Endangered Language - Causes

Causes

According to the Cambridge Handbook of Endangered Languages, there are four main types of causes of language endangerment.

There are those causes that put the populations that speak the languages in physical danger, such as:

  1. Natural disasters, famine, disease. An example of this is the languages spoken by the people of the Andaman Islands, who were seriously affected by the 2004 Indian Ocean earthquake and tsunami.
  2. War and genocide. Examples of this are the language(s) of the indigenous population of Tasmania who were wiped out by colonists, and many extinct and endangered languages of the Americas where indigenous peoples have been subjected to genocidal violence, or in the cases of the Miskito language in Nicaragua and the Mayan languages of Guatemala have been affected by civil war.

And there are those causes which prevent or discourage speakers from using a language, such as:

  1. Political repression. This has frequently happened when nation-states working to promote a single national culture limit the opportunities for using minority languages in the public sphere, schools, the media, and elsewhere, sometimes even prohibiting them altogether. Sometimes ethnic groups are forcibly resettled, or children may be removed to be schooled away from home, or otherwise have their chances of cultural and linguistic continuity disrupted. This has happened in the case of many Native American and Australian languages, as well as European and Asian minority languages such as Breton or Alsatian in France and Kurdish in Turkey.
  2. Cultural/political/economic marginalization/hegemony. This happens when political and economical power is closely tied to a particular language and culture so that there is a strong incentive for individuals to abandon their language (on behalf of themselves and their children) in favor of another more prestigious one. This frequently happens when indigenous populations, in order to achieve a higher social status, adopt the cultural and linguistic traits of a people who have come to dominate them through colonisation, conquest, or invasion; examples of this kind of endangerment are the Welsh language in Great Britain, and Ainu in Japan. This is the most common cause of language endangerment.

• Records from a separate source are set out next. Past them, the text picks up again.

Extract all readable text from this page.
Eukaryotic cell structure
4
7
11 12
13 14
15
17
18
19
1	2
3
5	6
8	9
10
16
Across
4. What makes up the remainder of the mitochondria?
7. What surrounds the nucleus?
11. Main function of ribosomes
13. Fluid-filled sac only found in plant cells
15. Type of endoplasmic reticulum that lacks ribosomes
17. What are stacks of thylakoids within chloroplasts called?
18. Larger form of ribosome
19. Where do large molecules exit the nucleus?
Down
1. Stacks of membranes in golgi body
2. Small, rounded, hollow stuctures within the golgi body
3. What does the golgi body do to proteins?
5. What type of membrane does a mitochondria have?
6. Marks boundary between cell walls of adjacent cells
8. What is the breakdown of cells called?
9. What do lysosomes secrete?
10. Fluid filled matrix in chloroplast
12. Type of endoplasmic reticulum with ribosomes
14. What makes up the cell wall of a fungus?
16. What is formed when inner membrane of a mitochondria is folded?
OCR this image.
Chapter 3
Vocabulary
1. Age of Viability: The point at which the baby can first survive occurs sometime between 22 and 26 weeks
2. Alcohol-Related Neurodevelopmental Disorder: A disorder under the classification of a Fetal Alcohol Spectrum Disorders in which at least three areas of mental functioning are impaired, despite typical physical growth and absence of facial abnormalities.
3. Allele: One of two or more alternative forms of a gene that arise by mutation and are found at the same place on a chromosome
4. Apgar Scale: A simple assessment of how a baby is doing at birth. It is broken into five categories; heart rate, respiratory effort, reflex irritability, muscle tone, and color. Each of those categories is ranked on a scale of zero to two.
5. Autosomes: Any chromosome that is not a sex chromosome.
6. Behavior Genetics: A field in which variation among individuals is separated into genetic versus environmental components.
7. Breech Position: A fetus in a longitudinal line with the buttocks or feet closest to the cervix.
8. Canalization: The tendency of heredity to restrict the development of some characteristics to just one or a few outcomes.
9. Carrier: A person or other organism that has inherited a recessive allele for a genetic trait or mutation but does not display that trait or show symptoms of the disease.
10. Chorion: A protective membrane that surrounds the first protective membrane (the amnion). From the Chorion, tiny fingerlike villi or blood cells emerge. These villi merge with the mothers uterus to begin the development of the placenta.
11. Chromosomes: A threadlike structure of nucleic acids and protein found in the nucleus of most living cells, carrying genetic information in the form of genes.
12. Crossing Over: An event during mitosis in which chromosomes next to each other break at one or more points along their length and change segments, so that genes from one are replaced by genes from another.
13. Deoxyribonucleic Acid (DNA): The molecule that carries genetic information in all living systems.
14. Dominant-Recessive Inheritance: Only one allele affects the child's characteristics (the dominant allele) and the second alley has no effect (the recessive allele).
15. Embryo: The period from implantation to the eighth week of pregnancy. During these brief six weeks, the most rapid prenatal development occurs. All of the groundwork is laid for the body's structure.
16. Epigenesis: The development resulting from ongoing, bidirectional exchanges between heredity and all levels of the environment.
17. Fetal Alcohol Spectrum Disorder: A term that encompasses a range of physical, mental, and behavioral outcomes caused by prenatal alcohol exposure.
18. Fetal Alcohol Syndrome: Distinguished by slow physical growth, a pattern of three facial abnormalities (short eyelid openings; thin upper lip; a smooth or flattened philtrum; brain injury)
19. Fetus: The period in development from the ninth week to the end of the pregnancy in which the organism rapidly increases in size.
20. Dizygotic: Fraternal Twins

Sometimes more than one of these causes act at the same time, as poverty, disease and disasters often affect minority groups disproportionally, for example causing the dispersal of speaker populations and decreased survival rates for those who stay behind.

In addition, cultural hegemony may often arise not from domination or conquest but simply from increasing contact with a larger and more influential language community through better communications compared with the relative isolation of past centuries.